Yes. And was speaking: .. nobody gets hurt... how can it get back to
'If I knew where he was, I'd tell you.'
So Brock and Rosenstein's second team had decided Parker wasn't going back to the house on the lake, not right away, so they might as well try to get at him through one of the other names they'd picked up from Lloyd's computer. And they'd gone straight to the weakest link.
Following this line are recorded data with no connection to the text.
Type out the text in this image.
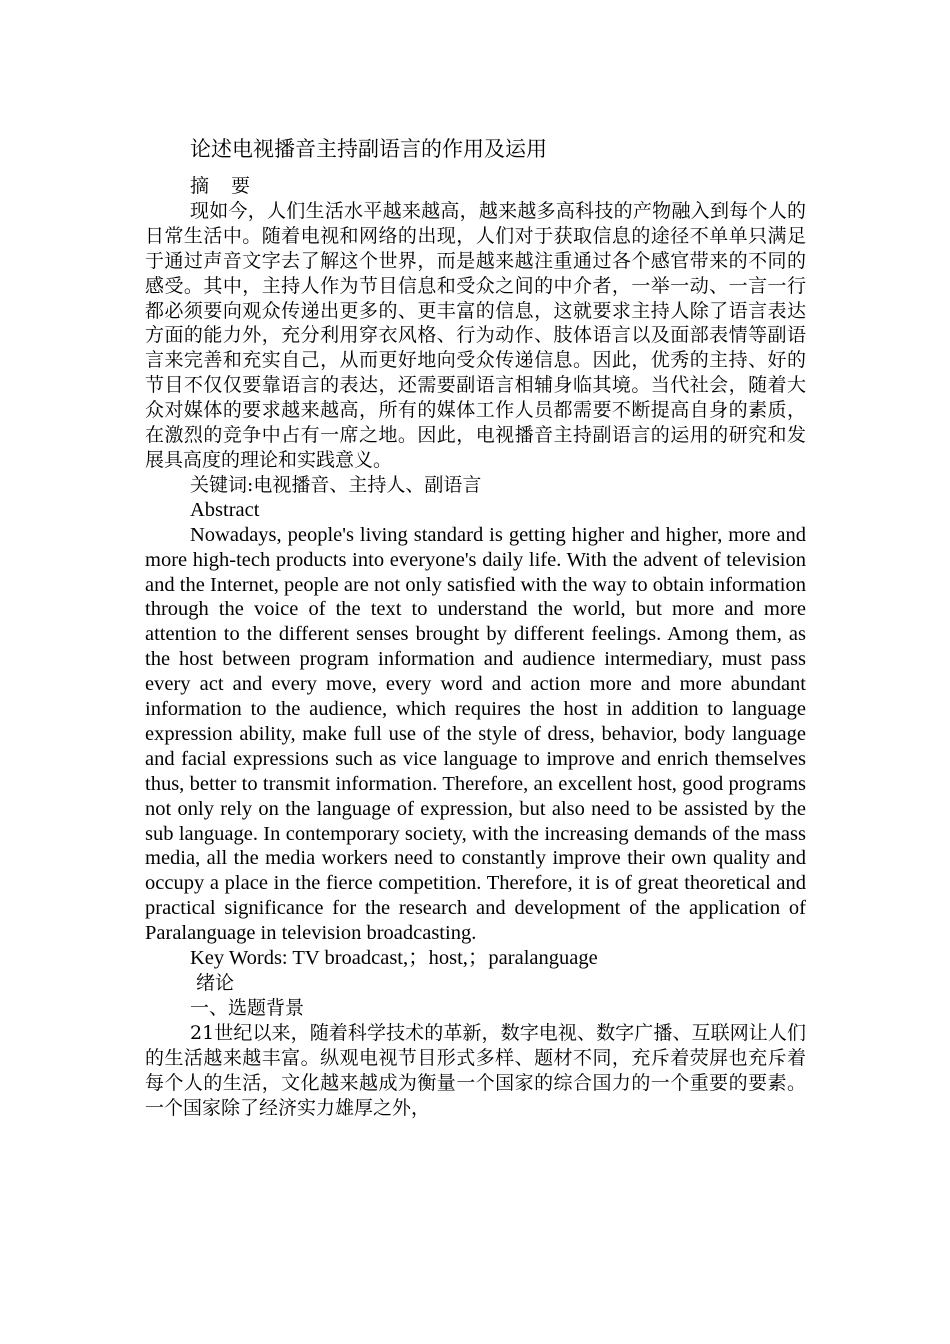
论述电视播音主持副语言的作用及运用

摘 要

现如今，人们生活水平越来越高，越来越多高科技的产物融入到每个人的日常生活中。随着电视和网络的出现，人们对于获取信息的途径不单单只满足于通过声音文字去了解这个世界，而是越来越注重通过各个感官带来的不同的感受。其中，主持人作为节目信息和受众之间的中介者，一举一动、一言一行都必须要向观众传递出更多的、更丰富的信息，这就要求主持人除了语言表达方面的能力外，充分利用穿衣风格、行为动作、肢体语言以及面部表情等副语言来完善和充实自己，从而更好地向受众传递信息。因此，优秀的主持、好的节目不仅仅要靠语言的表达，还需要副语言相辅身临其境。当代社会，随着大众对媒体的要求越来越高，所有的媒体工作人员都需要不断提高自身的素质，在激烈的竞争中占有一席之地。因此，电视播音主持副语言的运用的研究和发展具高度的理论和实践意义。

关键词:电视播音、主持人、副语言

Abstract

Nowadays, people's living standard is getting higher and higher, more and more high-tech products into everyone's daily life. With the advent of television and the Internet, people are not only satisfied with the way to obtain information through the voice of the text to understand the world, but more and more attention to the different senses brought by different feelings. Among them, as the host between program information and audience intermediary, must pass every act and every move, every word and action more and more abundant information to the audience, which requires the host in addition to language expression ability, make full use of the style of dress, behavior, body language and facial expressions such as vice language to improve and enrich themselves thus, better to transmit information. Therefore, an excellent host, good programs not only rely on the language of expression, but also need to be assisted by the sub language. In contemporary society, with the increasing demands of the mass media, all the media workers need to constantly improve their own quality and occupy a place in the fierce competition. Therefore, it is of great theoretical and practical significance for the research and development of the application of Paralanguage in television broadcasting.

Key Words: TV broadcast,；host,；paralanguage

绪论

一、选题背景

21世纪以来，随着科学技术的革新，数字电视、数字广播、互联网让人们的生活越来越丰富。纵观电视节目形式多样、题材不同，充斥着荧屏也充斥着每个人的生活，文化越来越成为衡量一个国家的综合国力的一个重要的要素。一个国家除了经济实力雄厚之外，
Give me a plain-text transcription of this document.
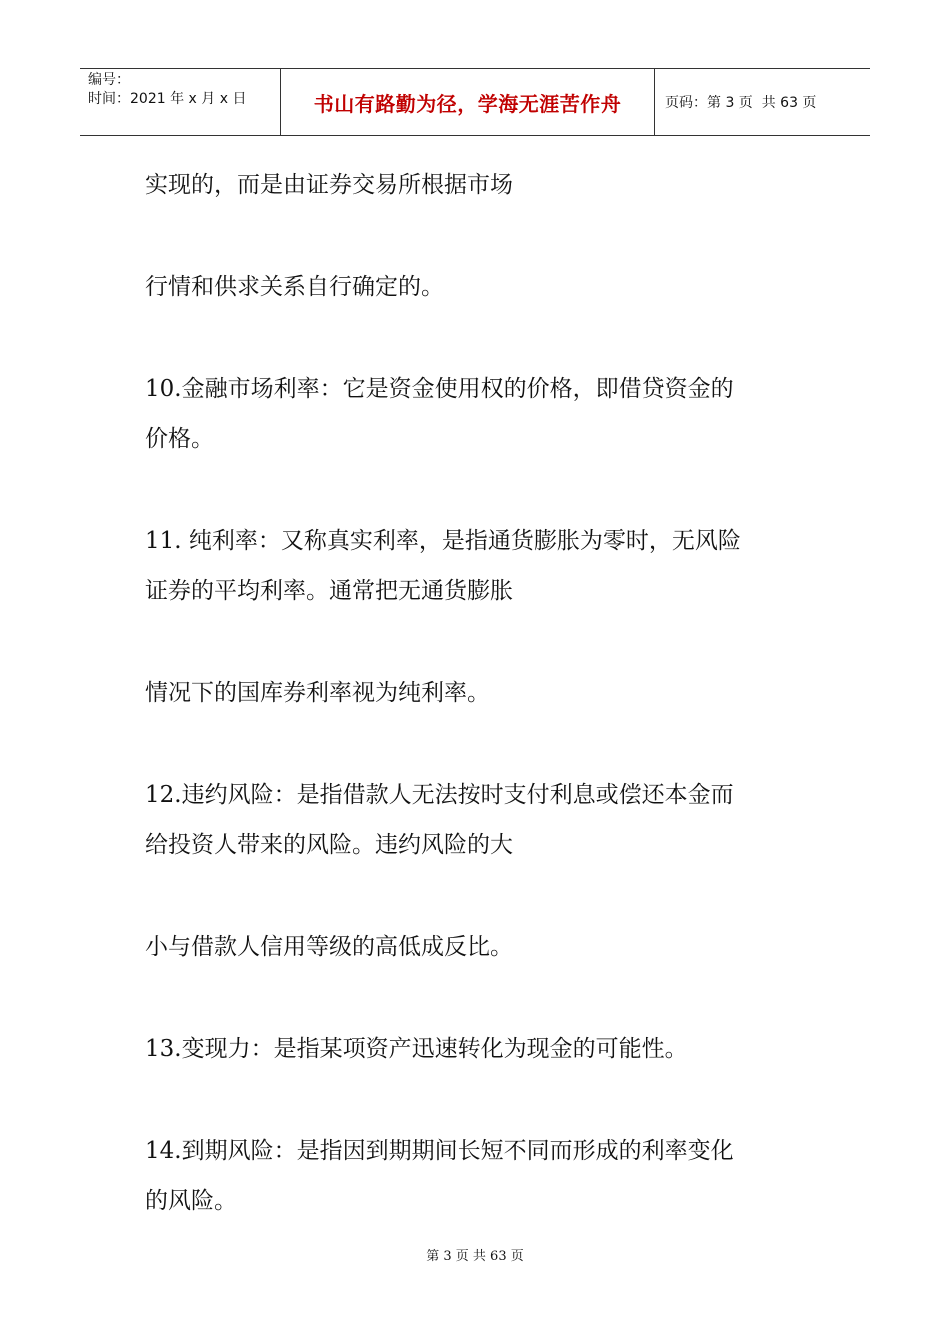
编号：
时间：2021 年 x 月 x 日	书山有路勤为径，学海无涯苦作舟	页码：第 3 页  共 63 页

实现的，而是由证券交易所根据市场

行情和供求关系自行确定的。

10.金融市场利率：它是资金使用权的价格，即借贷资金的

价格。

11. 纯利率：又称真实利率，是指通货膨胀为零时，无风险

证券的平均利率。通常把无通货膨胀

情况下的国库券利率视为纯利率。

12.违约风险：是指借款人无法按时支付利息或偿还本金而

给投资人带来的风险。违约风险的大

小与借款人信用等级的高低成反比。

13.变现力：是指某项资产迅速转化为现金的可能性。

14.到期风险：是指因到期期间长短不同而形成的利率变化

的风险。

第 3 页 共 63 页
'I tell you what,' said a third voice, as Parker made the left and saw the brick church some distance ahead. 'You tell us another story first, just to get into the mood for it.'
'Story? What story?'
'The job you're pulling with the other three. Tell us about that.'
'Oh, I can't do that!'
'Sure you can.'
Parker pulled to the curb a block short of the church, by a branch library. His pistol was in his inside jacket pocket. The electric garage door opener from the visor he put into the right outer pocket, then got out of the Honda, left it unlocked, and went for a walk.
* * *
There wouldn't be time to come at this with indirection. Lloyd wouldn't stand up to those people for a second, and once they'd squeezed him, why not kill him? Even if they didn't do that, once he'd failed he'd have one more defeat to brood about when he should be thinking about Paxton Marino's security instead.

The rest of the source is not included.